I bought a set of Nitto Terra Grapplers last year for $620 mounted and balanced. I just got my new consumer reports mag.........................and whose tires were at the very top of the list? Mine! They are e-rated and quiet as all heck


----------



## DCSpecial (Nov 16, 2008)

I know it's a Chevy forum....but I have two sets of Silent Armors.

275/70R17 Silent Armor on the 99 F-150 4x4. Right around 45,000 miles on them.....still lots of tread left (haven't measured). Plowed with them for 3 winters I believe, no complaints. Great in the snow and rain.

325/60R18 Silent Armor Pro Grade on my 07 F-350 4x4 diesel. Have 36,400 miles on them right now. I tow 9,000 to 12,500lbs regularly, and often haul 2,000-3,000lbs in the bed. Based on current wear I should get over 50,000 miles on them by the time they reach 2/32". Of course, I'll probably replace them before they get that low on tread.

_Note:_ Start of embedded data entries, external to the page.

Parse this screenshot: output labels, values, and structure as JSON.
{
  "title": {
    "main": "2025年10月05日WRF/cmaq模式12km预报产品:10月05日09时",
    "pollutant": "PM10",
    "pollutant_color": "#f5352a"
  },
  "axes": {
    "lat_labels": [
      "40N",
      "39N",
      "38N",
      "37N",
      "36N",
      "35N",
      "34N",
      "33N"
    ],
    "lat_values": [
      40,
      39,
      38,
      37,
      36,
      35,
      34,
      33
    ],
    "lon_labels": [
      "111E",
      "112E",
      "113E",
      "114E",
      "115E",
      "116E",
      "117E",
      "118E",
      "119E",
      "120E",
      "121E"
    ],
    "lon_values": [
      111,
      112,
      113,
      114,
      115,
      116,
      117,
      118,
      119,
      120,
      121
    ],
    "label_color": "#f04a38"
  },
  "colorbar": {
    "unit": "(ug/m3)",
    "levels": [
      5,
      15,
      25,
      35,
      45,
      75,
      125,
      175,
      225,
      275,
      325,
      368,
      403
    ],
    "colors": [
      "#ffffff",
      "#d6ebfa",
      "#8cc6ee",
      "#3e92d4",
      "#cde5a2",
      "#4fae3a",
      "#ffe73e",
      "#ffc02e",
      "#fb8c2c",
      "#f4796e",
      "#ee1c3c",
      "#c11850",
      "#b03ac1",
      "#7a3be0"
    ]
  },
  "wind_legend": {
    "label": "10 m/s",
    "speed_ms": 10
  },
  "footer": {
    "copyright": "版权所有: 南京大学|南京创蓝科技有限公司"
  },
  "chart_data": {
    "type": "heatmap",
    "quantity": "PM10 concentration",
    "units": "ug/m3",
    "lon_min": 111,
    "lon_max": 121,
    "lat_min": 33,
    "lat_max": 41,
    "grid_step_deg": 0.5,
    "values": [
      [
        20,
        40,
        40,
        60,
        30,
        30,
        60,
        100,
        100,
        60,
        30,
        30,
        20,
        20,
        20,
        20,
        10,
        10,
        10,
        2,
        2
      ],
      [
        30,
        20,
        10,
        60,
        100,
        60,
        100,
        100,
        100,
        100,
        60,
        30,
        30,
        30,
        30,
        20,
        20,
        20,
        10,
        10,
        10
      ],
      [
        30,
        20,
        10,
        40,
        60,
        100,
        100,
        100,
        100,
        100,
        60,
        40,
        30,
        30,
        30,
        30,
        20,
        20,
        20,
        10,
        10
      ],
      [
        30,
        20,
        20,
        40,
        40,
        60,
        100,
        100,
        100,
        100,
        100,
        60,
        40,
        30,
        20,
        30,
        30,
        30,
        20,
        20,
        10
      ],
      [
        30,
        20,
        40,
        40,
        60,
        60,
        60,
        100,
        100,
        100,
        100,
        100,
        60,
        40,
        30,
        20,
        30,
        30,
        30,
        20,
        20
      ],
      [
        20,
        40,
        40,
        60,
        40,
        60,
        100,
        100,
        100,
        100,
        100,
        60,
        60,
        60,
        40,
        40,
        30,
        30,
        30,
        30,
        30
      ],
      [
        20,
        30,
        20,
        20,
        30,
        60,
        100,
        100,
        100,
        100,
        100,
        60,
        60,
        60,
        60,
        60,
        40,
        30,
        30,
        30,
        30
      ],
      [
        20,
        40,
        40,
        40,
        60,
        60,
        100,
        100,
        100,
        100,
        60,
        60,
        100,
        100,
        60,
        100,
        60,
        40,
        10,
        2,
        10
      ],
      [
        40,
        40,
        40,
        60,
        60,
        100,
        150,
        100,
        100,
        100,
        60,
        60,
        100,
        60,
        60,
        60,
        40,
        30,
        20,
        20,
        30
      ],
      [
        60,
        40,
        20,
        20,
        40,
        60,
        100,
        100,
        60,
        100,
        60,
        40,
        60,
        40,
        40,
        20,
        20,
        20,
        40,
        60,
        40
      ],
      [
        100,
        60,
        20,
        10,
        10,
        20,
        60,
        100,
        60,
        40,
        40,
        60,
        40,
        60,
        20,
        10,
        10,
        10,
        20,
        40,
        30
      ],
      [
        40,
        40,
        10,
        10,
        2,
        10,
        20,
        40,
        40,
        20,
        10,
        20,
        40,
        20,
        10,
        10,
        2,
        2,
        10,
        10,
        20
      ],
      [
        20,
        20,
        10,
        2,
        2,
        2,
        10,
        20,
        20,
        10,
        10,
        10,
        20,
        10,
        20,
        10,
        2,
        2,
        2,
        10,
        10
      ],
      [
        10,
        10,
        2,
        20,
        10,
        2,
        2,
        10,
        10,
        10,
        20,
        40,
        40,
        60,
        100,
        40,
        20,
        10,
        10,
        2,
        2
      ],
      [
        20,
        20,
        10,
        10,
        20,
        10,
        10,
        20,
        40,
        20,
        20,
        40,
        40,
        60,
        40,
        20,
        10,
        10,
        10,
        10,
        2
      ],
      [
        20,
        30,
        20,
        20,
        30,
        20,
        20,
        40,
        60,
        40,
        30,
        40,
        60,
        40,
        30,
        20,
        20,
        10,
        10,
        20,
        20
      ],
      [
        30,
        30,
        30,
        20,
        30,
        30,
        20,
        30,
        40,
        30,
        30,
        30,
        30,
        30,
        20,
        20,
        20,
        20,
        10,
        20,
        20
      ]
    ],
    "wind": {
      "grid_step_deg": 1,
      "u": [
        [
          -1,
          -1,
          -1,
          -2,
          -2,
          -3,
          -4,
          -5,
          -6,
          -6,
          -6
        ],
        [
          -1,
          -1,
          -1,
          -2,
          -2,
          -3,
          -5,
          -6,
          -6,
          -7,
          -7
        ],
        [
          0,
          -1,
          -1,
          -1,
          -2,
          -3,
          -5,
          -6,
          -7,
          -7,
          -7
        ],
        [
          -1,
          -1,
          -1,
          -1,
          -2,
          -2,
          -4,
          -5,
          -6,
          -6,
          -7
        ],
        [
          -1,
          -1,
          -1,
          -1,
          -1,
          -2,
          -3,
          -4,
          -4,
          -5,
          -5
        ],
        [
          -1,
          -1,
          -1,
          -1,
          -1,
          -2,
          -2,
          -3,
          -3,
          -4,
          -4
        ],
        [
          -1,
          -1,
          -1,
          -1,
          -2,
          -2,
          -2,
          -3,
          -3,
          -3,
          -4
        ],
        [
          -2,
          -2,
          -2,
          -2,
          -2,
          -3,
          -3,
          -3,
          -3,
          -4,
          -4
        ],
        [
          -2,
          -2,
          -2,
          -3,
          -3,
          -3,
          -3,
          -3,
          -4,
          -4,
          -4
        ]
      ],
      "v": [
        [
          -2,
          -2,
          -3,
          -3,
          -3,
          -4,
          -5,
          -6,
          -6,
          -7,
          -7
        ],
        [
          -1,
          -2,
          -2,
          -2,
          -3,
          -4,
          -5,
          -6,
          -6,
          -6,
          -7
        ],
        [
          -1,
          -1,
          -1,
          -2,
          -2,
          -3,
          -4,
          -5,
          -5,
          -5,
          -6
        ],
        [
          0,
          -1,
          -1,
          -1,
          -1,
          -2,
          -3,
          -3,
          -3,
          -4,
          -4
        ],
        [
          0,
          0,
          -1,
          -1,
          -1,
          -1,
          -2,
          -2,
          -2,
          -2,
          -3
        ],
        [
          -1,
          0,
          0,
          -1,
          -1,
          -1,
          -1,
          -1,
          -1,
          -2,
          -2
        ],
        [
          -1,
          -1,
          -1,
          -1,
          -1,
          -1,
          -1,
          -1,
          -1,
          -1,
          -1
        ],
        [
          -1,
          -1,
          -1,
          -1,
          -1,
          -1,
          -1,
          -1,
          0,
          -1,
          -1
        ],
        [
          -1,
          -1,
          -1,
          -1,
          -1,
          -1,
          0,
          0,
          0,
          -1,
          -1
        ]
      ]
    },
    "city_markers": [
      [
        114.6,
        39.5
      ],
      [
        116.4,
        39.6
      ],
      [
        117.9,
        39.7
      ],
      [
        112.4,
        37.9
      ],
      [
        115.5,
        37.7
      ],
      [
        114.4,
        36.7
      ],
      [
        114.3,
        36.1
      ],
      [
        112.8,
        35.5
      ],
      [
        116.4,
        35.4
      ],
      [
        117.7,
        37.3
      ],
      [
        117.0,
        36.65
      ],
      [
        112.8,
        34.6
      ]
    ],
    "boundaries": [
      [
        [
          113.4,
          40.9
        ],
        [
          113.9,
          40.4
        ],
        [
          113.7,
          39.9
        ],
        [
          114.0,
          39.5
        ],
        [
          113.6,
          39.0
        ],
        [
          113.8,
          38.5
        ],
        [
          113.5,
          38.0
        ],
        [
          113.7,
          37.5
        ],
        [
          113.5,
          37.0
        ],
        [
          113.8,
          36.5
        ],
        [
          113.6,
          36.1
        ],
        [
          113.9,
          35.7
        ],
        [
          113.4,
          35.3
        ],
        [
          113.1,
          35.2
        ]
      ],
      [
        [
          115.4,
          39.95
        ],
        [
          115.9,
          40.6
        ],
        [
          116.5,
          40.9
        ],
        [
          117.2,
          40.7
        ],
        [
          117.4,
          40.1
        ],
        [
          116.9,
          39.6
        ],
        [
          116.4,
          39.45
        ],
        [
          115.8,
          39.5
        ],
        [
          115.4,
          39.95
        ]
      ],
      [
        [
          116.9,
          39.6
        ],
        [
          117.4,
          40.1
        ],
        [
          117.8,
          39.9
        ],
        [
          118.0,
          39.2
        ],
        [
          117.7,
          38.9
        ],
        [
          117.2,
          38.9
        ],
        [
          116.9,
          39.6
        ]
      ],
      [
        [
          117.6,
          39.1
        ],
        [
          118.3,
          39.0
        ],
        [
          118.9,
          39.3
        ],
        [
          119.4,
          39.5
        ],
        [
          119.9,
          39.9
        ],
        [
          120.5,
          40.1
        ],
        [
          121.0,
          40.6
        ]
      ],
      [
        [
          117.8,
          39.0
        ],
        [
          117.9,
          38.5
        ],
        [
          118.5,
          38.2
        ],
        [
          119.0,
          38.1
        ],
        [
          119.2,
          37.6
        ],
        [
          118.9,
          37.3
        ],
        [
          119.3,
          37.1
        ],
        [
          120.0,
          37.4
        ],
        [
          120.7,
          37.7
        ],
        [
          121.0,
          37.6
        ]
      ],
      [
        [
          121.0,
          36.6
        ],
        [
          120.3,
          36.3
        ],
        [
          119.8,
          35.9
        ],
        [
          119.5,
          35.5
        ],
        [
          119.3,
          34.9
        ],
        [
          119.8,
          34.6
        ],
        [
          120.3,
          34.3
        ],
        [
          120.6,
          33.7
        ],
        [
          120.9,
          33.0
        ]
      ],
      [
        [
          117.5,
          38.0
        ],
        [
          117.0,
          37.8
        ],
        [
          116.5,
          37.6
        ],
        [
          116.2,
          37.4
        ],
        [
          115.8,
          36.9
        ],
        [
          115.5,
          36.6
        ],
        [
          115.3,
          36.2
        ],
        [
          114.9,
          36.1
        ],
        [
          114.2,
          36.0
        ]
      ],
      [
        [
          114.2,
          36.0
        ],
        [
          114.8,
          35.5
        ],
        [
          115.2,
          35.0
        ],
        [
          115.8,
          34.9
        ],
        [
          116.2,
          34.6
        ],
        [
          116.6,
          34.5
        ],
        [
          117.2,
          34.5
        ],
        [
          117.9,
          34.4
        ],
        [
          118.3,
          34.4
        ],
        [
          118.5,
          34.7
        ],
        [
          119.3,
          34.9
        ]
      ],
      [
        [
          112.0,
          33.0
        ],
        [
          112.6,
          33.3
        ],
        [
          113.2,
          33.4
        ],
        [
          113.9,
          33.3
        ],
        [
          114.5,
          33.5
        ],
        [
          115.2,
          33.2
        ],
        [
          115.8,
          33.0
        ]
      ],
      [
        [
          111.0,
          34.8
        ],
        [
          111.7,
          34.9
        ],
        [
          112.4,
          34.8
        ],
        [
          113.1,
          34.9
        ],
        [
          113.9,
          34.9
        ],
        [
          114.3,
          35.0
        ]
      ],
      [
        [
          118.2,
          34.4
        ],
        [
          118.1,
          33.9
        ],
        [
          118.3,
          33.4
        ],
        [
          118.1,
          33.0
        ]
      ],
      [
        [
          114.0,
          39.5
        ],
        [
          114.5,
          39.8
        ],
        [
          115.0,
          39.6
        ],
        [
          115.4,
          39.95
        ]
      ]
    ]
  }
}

Great in the snow and rain, this will be the first winter plowing with the truck.

Both trucks get aligned once a year, and tires rotated every 5,000-6,000 miles.


----------



## THOR72 (Nov 25, 2008)

I just had the pro-gaurds installed, plowed w/them twice already and love them. If you have enough weight in the bed you can push in 2wheel drive w/very little spinning. Great tire ! My 2nd set.


----------